O sossego da publicitária Keity Martins acaba quando começa a passar na TV propaganda de pizza, hambúrguer ou bolacha recheada. “Minha filha, Katlyn, olha e fala: “Mamãe, eu quero.” Se digo não, ela chora e esperneia.”

Katlyn tem apenas 2 anos, mas já tem forte queda por doces. “Sempre que eu chego do trabalho, ela me pergunta se comprei chiclete”, diz Keity.

Apesar disso, a publicitária afirma que a filha tem uma alimentação saudável. “Ela adora salada. Come até jiló.” Keity conta que antes de ser mãe era contra a regulamentação da propaganda. “Agora vejo o quanto certos tipos de mídia não são saudáveis para minha filha.”

O advogado Xavier Vouga, pai de Nina, de 7 anos, acredita haver uma superproteção desnecessária à criança e defende a importância da educação dada pelos pais. “Nina come de tudo e muito bem. Em casa sempre tivemos o hábito de cozinhar e de ir à feira. Isso cria na criança o interesse pela comida”, diz ele.
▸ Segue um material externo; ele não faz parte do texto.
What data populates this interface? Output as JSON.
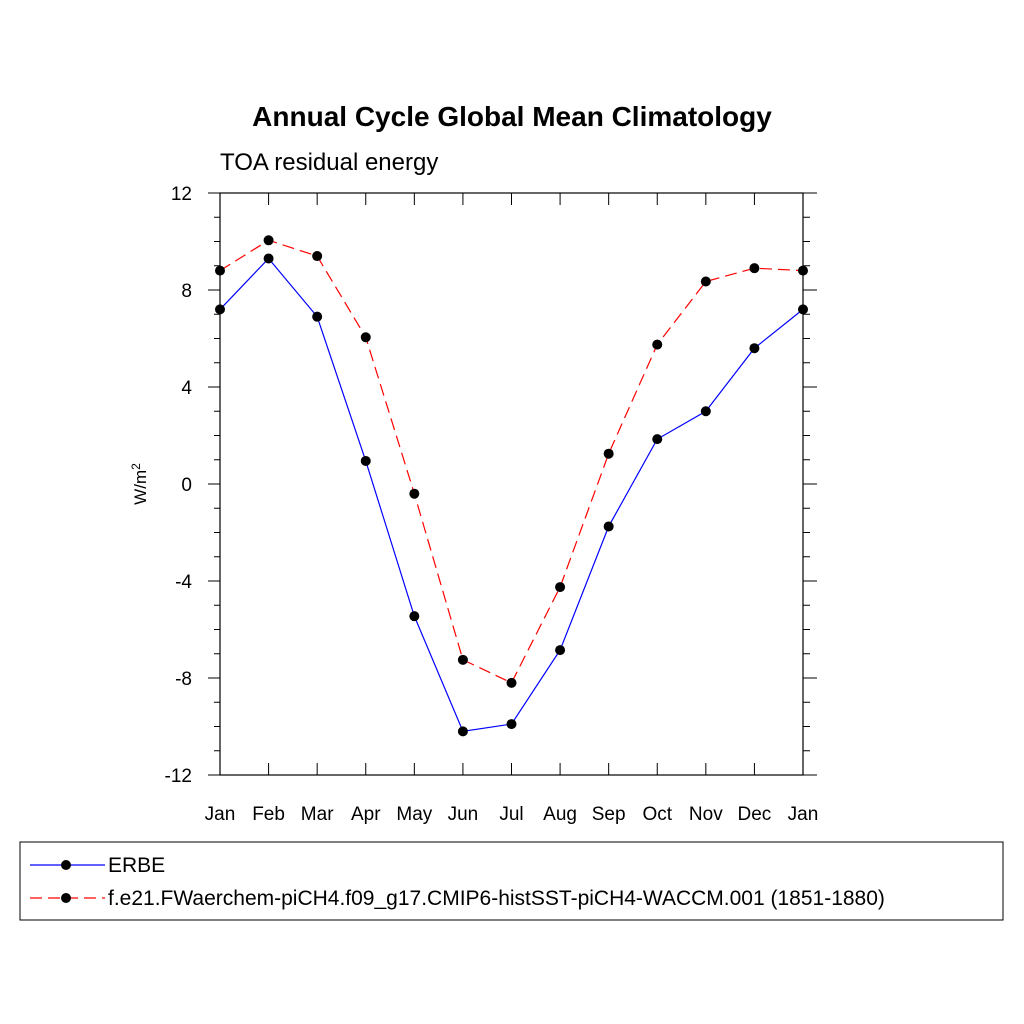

O advogado admite que a filha já teve a fase de querer ir a lanchonetes só para ganhar o brinquedo que vem com o lanche. “Hoje isso acontece cada vez menos. Agora ela diz: “Os brinquedos não são grande coisa e eu não gosto da comida.” Para Nina, esse tipo de passeio saiu da pauta.” (Karina Toledo)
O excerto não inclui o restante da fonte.